Case follows cash advanced to stricken subcontractor before it collapsed last year

One blackfriars

Multiplex has won a High Court clash with the former boss of Dunne Group to recover £4m it advanced the concrete contractor’s building and civil engineering arm.

Gordon Dunne’s £76m-turnover firm collapsed in July last year with the loss of 524 jobs.

The firm, which was based at Bathgate in Scotland, was working on nine projects for Multiplex, including 100 Bishopsgate in the City and the One Blackfriars residential scheme (pictured) at the bottom of Blackfriars Bridge, but ran into cashflow problems towards the end of 2015.

Multiplex then agreed to shorten the payment cycle to the firm and to off-set sums from one project against liabilities on another as it sought to keep Dunne afloat.

But at the beginning of 2016, the High Court was told that Dunne’s business required an “urgent […] sizeable cash injection”.

This led Multiplex to advance Dunne Building and Civil Engineering (DBCE) £3m in January last year with parent company Dunne Group and Gordon Dunne himself acting as guarantors. A further £1m was advanced the following month.

Dunne, now managing director of contractor Keltbray’s concrete frame business which it launched last summer after acquiring some of Dunne Group’s assets, unsuccessfully argued that the terms of the agreement for the cash injections meant that the primary obligations were with DBCE and not with him personally.

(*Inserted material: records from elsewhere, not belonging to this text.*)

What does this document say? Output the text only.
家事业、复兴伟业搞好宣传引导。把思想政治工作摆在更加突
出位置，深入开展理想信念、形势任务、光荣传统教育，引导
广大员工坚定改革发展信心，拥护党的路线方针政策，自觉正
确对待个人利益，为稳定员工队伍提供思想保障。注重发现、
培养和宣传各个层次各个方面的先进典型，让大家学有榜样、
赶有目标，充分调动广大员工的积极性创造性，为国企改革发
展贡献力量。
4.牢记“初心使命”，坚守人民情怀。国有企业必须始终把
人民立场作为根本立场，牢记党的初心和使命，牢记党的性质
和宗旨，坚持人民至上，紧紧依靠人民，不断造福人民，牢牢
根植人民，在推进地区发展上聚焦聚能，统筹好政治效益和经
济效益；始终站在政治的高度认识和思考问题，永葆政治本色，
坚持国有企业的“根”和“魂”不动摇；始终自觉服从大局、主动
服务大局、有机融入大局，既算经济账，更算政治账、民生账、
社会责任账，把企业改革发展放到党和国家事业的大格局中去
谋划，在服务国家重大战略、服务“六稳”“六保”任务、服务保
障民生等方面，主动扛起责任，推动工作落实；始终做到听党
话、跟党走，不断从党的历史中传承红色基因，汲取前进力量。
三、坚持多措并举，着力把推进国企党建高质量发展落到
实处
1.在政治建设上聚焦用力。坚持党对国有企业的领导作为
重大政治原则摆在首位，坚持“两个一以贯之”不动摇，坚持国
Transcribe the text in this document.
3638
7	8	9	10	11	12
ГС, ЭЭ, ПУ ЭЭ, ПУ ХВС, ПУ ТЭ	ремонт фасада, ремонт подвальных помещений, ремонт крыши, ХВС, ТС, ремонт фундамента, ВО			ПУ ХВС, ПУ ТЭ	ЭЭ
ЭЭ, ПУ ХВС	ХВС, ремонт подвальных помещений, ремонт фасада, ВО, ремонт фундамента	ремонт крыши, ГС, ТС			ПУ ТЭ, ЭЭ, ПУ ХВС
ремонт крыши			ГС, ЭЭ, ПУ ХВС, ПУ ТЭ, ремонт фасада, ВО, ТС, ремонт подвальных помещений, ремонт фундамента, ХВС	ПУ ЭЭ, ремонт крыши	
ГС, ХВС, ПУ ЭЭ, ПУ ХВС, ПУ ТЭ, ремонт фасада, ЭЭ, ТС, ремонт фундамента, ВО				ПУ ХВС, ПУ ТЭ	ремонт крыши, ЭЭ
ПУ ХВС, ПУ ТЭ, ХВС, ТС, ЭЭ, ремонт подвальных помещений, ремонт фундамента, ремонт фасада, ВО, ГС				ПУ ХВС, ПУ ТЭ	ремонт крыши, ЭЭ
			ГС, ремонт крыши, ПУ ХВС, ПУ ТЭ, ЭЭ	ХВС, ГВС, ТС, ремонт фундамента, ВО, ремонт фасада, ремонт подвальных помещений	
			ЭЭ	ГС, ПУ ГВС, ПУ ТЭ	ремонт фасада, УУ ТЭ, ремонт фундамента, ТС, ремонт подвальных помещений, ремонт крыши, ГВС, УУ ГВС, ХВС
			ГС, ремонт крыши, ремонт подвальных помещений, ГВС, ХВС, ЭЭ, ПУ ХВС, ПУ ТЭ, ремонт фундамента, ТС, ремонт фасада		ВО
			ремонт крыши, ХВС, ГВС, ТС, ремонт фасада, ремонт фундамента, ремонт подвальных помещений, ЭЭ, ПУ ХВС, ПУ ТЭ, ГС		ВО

Ruling that Gordon Dunne repay the sums owed to Multiplex after finding him liable as the guarantor, the honourable Justice Fraser added: “Regardless of whether he [Gordon Dunne] has sufficient resources to do so – and there is something of a quibble on the evidence before me about that – Multiplex is entitled to summary judgment against him for that sum, together with interest.”